Eh sì, perché il Blues (e la sua musica gemella Gospel, rivolta allo spirito invece che alla carne) introduce delle nuove note alle orecchie degli occidentali, aprendo la via a un terzo possibile sviluppo oltre ai soliti maggiore e minore: la scala Blues. Per i più tecnici: abbassando il terzo, il quinto e il settimo grado della scala minore di circa un quarto di tono si ottiene una scala nuova, che evidentemente tocca delle corde assai profonde dell’animo umano: non trovo altra spiegazione all’onnipresenza di questa scala nella musica Pop. Naturalmente gli strumenti più adatti a produrre questa musica sono quelli in grado di suonarla: la chitarra e il banjo, dove è possibile tirare le corde (il trick base del chitarrista rock), il violino, l’armonica (che produce queste note solo se opportunamente stimolata) e naturalmente la voce.

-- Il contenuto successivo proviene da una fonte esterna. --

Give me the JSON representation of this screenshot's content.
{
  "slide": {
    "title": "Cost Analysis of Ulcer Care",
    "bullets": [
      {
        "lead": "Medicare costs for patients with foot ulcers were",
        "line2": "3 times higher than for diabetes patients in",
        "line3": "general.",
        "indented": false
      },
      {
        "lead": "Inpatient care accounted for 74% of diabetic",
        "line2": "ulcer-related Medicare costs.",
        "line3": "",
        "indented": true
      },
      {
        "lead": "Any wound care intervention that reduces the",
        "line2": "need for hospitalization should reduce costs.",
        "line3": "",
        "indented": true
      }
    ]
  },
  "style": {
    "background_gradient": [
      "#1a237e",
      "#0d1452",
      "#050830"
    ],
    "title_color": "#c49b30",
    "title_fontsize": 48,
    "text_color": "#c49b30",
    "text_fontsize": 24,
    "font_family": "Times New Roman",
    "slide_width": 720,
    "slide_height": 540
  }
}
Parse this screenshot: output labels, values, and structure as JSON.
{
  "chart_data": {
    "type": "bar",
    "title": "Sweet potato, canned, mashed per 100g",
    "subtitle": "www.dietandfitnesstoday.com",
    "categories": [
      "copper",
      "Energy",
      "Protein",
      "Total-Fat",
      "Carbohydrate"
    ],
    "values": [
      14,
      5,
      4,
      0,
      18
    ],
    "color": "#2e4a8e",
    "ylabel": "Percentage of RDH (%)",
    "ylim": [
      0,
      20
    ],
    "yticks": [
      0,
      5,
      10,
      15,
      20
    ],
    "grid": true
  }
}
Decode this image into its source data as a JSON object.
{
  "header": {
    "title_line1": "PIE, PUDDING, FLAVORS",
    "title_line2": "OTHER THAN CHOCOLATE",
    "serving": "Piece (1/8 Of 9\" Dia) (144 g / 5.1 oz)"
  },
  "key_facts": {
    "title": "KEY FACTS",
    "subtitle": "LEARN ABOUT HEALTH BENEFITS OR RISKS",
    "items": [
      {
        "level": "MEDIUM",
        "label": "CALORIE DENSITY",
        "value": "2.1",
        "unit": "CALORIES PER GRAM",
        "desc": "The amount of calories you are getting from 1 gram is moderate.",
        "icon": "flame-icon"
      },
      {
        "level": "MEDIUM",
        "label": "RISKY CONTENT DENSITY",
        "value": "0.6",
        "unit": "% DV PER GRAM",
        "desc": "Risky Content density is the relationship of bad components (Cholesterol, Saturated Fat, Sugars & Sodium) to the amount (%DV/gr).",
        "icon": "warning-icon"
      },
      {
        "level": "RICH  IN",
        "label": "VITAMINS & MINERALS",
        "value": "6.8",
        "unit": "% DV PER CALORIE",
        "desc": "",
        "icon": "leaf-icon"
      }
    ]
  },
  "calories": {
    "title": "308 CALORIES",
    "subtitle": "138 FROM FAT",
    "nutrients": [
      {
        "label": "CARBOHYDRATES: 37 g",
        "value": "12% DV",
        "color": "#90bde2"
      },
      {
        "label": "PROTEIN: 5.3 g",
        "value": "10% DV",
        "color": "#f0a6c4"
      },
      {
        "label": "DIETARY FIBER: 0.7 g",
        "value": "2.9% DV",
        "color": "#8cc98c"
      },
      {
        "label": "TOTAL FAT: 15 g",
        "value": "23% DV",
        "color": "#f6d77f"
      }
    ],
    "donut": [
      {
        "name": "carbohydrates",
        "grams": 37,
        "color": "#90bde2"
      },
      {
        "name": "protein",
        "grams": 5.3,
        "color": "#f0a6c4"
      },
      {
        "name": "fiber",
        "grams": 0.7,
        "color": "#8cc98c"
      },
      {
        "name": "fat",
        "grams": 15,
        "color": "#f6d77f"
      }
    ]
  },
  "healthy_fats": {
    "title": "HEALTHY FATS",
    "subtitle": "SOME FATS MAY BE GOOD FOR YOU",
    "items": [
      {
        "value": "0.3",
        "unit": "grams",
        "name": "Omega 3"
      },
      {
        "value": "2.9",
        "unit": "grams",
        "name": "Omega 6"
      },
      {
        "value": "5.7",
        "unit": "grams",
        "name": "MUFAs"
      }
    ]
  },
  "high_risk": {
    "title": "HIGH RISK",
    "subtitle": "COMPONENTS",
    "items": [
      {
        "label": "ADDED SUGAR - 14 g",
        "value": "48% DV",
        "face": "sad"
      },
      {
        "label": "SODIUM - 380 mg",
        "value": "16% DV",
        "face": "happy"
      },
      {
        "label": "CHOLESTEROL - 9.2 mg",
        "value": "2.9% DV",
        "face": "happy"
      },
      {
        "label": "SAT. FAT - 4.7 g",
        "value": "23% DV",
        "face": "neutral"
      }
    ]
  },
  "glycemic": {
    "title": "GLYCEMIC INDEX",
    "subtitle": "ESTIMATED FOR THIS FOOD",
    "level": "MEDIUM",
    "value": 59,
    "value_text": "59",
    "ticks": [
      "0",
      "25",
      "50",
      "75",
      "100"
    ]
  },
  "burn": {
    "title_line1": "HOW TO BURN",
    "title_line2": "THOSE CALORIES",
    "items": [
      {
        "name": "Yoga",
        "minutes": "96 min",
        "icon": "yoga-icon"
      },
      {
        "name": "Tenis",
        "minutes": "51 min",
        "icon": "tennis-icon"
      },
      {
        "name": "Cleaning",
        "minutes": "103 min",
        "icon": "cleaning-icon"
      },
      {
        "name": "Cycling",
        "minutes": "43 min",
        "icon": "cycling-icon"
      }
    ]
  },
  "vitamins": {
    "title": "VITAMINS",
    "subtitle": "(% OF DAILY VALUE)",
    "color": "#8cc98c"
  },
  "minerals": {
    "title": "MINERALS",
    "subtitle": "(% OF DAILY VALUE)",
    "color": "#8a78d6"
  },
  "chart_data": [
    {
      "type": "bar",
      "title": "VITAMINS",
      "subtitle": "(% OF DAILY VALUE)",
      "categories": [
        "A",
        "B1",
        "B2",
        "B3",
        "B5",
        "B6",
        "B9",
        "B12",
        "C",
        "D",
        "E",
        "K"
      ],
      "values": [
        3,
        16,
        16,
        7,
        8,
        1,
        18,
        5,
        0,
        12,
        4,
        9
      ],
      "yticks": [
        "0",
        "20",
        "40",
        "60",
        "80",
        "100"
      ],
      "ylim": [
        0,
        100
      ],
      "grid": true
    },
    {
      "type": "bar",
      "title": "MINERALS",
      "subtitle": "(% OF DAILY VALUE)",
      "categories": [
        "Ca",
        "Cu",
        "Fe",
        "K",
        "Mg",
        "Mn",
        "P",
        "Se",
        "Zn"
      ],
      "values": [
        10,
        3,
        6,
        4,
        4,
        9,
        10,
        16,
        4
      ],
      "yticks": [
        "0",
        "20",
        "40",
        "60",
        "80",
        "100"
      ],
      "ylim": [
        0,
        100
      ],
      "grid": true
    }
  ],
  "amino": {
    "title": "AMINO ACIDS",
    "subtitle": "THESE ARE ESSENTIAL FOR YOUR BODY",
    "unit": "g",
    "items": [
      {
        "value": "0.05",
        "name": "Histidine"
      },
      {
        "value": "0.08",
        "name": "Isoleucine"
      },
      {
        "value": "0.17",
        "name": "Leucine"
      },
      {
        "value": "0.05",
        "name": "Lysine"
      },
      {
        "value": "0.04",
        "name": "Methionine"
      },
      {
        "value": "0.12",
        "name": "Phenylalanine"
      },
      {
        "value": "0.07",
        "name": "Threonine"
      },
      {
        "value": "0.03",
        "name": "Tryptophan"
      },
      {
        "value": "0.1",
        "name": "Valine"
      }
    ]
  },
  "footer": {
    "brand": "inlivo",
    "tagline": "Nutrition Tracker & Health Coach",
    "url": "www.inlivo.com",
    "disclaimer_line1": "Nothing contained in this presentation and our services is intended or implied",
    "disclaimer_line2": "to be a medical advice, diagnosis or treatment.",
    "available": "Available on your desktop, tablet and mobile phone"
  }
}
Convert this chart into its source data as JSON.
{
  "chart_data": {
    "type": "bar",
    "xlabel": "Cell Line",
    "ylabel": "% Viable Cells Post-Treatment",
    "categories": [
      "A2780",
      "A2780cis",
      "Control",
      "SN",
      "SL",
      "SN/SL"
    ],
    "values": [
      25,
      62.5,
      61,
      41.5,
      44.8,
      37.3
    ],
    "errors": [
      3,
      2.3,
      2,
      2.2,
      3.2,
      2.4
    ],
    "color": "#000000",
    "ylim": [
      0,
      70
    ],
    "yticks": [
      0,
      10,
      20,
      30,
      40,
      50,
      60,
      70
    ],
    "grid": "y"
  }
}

Quello dell’interpretazione vocale è sicuramente l’altro elemento cardine del Blues che pervade tutta la musica di matrice Pop, bella o brutta che sia. Fino agli anni ’50 il cantante non doveva mai usare il corpo, e la sua voce non doveva riflettere alcuna emozione nel tono – che si apprezzava proprio in quanto puro e limpido. Nel Blues viceversa il tono è tutto, e si può anche non dire niente e trasmettere emozione. Il Rock’n’roll, che è semplicemente Blues veloce, si appropria di questo elemento e lo esaspera, producendo un effetto spettacolare sui teenager dell’epoca. In Italia questi cantanti venivano definiti “urlatori” e contrapposti ai melodici di stile classico. Il Blues nasce proprio come grido (di disperazione, ma anche di amore e di sesso), e perfino nelle sue incarnazioni più distanti richiede questa tensione: ecco perché Pavarotti sembrava così incongruo alle prese col repertorio moderno.
Di Blues ce n’è di vari tipi, con in comune solo questi due elementi. Può essere rurale, arcaico, del sud (degli USA), strumentale e solista, registrato o dal vivo. Sapere se vi piace è facile: Youtube, Hobo Blues di John Lee Hooker. Se restate come me a bocca aperta ogni volta, procuratevi una copia del libro “Deep Blues” di Robert Palmer e iniziate a studiare.